On the fifth day after admission, laboratory tests were as follows: WBCs 8.7 × 109/l; neutrophils 5.76 × 109/l, Hb 7.2 g/dl, platelets 89 × 109/l; CRP 34.54 mg/L; ALT 136 U/l; GOT 121 U/l; lactate dehydrogenase 313 U/l. After the bleeding had stopped, the patient was transferred to a second hospital for a transvenous intrahepatic portosystemic stent shunt. No further details are available because the patient was lost to follow-up.
Informed written consent was obtained from the patient prior to publication of this report and ethical approval was given by Hangzhou Red Cross Hospital.
Discussion
The liver has a dual vascular supply and there is significant collateralization between the two systems; therefore, blockage of these vessels alone does not commonly cause liver infarction. 3 Indeed, an infarction of regenerative nodules in liver cirrhosis is rare. 2 It has been suggested that regenerative nodules are mainly supplied by portal blood flow and therefore, the cause of the infarction may result from a sudden reduction in portal and arterial blood flow after blood loss or shock induced ischemic necrosis.4–6 Moreover, most patients with infarcted regenerative nodules have experienced previous episodes of gastrointestinal hemorrhage. 2 , 3 , 7 On histological analysis, the lesions are characterized by a central coagulation of necrotic tissues and peripheral granulation tissue containing numerous small vessels. 5
Although rare, the condition is an important abnormality because on CT or magnetic resonance imaging (MRI) the multiple infarcted nodules in a cirrhotic liver may resemble multifocal hypovascular hepatocellular carcinomas, diffuse metastasis or multiple dysplastic nodules.4,8 Therefore, where this condition is suspected, serial imaging or a liver biopsy might be helpful in the differential diagnosis. Furthermore, in a cirrhotic liver, both benign and malignant lesions may lack typical imaging features and so definitive diagnosis may require comparison with previous studies, imaging follow-up, or tissue sampling. 9
Our case report is unique in that this patient with liver cirrhosis and gastric bleeding had multiple infarcted regenerative nodules not only in the liver, but also in the spleen and kidney. The cause of the infarctions in the spleen and kidney may have also resulted from a sudden reduction in blood flow after blood loss or shock.
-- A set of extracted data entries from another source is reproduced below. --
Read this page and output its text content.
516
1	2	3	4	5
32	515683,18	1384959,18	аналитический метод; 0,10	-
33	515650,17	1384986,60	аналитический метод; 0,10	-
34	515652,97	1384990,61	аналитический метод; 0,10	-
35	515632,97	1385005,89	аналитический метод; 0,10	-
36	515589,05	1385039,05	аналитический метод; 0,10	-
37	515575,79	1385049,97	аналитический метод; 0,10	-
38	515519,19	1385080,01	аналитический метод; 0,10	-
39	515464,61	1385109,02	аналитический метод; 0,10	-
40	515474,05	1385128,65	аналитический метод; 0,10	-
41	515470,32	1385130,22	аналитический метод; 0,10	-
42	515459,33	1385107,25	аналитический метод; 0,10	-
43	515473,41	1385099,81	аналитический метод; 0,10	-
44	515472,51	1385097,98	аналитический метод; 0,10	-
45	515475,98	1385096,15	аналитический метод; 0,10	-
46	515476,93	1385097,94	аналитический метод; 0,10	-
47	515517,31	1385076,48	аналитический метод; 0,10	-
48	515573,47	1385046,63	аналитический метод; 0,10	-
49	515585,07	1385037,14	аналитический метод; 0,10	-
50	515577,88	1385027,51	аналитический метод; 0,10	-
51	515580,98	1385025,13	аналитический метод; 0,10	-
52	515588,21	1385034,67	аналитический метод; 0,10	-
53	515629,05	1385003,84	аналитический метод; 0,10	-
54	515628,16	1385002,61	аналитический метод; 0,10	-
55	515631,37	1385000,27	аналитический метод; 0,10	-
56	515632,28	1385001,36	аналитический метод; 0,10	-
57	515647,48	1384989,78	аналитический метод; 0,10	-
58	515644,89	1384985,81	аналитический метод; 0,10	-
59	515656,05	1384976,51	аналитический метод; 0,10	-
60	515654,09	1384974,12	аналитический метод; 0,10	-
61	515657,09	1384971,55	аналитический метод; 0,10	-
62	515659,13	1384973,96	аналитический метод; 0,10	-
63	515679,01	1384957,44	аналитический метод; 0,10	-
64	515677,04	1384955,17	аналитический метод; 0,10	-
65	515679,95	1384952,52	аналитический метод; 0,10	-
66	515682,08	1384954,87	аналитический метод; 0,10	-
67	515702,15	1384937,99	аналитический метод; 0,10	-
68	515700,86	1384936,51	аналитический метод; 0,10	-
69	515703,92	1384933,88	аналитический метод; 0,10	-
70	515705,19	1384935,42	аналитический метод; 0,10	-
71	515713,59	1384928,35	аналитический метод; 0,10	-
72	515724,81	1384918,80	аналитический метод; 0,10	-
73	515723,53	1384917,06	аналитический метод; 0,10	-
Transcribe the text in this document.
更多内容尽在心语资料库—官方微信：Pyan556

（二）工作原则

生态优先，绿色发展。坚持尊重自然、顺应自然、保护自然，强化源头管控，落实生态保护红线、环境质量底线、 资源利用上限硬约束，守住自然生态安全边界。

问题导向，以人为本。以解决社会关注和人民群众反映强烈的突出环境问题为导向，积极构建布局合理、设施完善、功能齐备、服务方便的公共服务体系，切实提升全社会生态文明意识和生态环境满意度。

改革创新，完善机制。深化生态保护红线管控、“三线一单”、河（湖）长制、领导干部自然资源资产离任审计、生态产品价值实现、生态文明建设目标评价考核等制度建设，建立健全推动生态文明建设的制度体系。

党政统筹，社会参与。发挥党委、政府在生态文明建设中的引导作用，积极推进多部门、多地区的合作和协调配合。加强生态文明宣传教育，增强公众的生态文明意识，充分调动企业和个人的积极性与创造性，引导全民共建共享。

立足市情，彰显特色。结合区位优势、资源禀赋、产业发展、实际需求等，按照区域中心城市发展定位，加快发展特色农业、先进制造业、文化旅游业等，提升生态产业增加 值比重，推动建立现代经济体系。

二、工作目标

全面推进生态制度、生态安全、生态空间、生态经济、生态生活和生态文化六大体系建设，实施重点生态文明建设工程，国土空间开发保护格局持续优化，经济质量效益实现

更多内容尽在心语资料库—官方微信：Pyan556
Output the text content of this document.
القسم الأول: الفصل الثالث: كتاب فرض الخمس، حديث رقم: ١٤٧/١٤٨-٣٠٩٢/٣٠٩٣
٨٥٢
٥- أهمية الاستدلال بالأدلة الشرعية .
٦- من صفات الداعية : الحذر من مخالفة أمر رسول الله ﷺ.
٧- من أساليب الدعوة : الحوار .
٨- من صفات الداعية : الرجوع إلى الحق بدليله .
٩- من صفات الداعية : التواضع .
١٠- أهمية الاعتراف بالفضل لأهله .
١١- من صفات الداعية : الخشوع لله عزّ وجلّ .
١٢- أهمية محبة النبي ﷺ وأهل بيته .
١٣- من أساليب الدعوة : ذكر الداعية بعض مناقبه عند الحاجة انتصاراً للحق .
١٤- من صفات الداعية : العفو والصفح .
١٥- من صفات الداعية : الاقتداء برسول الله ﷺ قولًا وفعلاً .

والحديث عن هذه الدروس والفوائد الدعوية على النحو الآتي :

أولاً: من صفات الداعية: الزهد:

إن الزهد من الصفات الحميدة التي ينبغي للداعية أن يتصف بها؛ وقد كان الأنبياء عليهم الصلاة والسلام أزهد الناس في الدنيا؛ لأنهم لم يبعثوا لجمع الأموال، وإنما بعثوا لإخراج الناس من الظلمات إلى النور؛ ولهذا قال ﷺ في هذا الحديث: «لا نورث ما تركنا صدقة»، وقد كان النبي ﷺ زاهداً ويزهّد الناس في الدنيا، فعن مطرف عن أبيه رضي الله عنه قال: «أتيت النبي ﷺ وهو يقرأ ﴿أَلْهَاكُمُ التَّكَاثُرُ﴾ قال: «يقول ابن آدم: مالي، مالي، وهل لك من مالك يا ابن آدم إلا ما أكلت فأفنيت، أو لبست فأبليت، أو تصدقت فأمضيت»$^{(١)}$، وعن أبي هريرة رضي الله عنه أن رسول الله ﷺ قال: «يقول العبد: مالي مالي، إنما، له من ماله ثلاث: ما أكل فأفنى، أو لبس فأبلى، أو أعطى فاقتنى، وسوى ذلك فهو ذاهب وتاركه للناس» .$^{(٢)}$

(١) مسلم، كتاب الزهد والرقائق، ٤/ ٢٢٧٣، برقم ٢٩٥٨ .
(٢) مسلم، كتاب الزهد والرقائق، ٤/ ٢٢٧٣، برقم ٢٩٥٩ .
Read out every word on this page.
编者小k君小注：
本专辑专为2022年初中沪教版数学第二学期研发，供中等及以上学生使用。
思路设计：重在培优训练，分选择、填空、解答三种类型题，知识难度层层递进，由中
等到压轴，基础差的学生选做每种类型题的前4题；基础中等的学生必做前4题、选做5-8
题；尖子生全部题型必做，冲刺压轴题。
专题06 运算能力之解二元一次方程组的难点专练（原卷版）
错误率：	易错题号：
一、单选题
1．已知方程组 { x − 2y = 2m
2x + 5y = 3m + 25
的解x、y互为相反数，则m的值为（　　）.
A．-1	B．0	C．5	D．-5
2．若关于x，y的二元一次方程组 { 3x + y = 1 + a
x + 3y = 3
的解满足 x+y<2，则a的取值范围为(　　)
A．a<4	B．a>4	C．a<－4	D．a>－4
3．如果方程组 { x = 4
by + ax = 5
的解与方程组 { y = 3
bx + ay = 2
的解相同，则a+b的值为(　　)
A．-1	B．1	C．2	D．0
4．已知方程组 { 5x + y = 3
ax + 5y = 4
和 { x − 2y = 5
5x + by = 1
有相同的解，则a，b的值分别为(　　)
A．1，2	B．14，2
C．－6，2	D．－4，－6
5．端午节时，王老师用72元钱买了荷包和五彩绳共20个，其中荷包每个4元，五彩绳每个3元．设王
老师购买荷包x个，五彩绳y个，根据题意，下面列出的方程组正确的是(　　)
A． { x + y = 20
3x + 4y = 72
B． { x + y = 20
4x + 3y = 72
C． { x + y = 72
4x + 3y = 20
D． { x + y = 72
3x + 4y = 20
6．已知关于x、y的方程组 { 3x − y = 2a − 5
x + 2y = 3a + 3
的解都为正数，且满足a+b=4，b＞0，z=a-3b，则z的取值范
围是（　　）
The purpose of this case report was to highlight that this is an uncommon but important abnormality that can resemble malignant tumours on CT imaging. Importantly, variceal bleeding or septic shock can induce hypotension, which may lead to infarction of the nodules. 7 Physicians should be aware of this condition and add infarcted regenerative nodules to the list of differentials when presented with similar signs and symptoms. Prompt diagnosis may lead to appropriate treatment and a better outcome for the patient.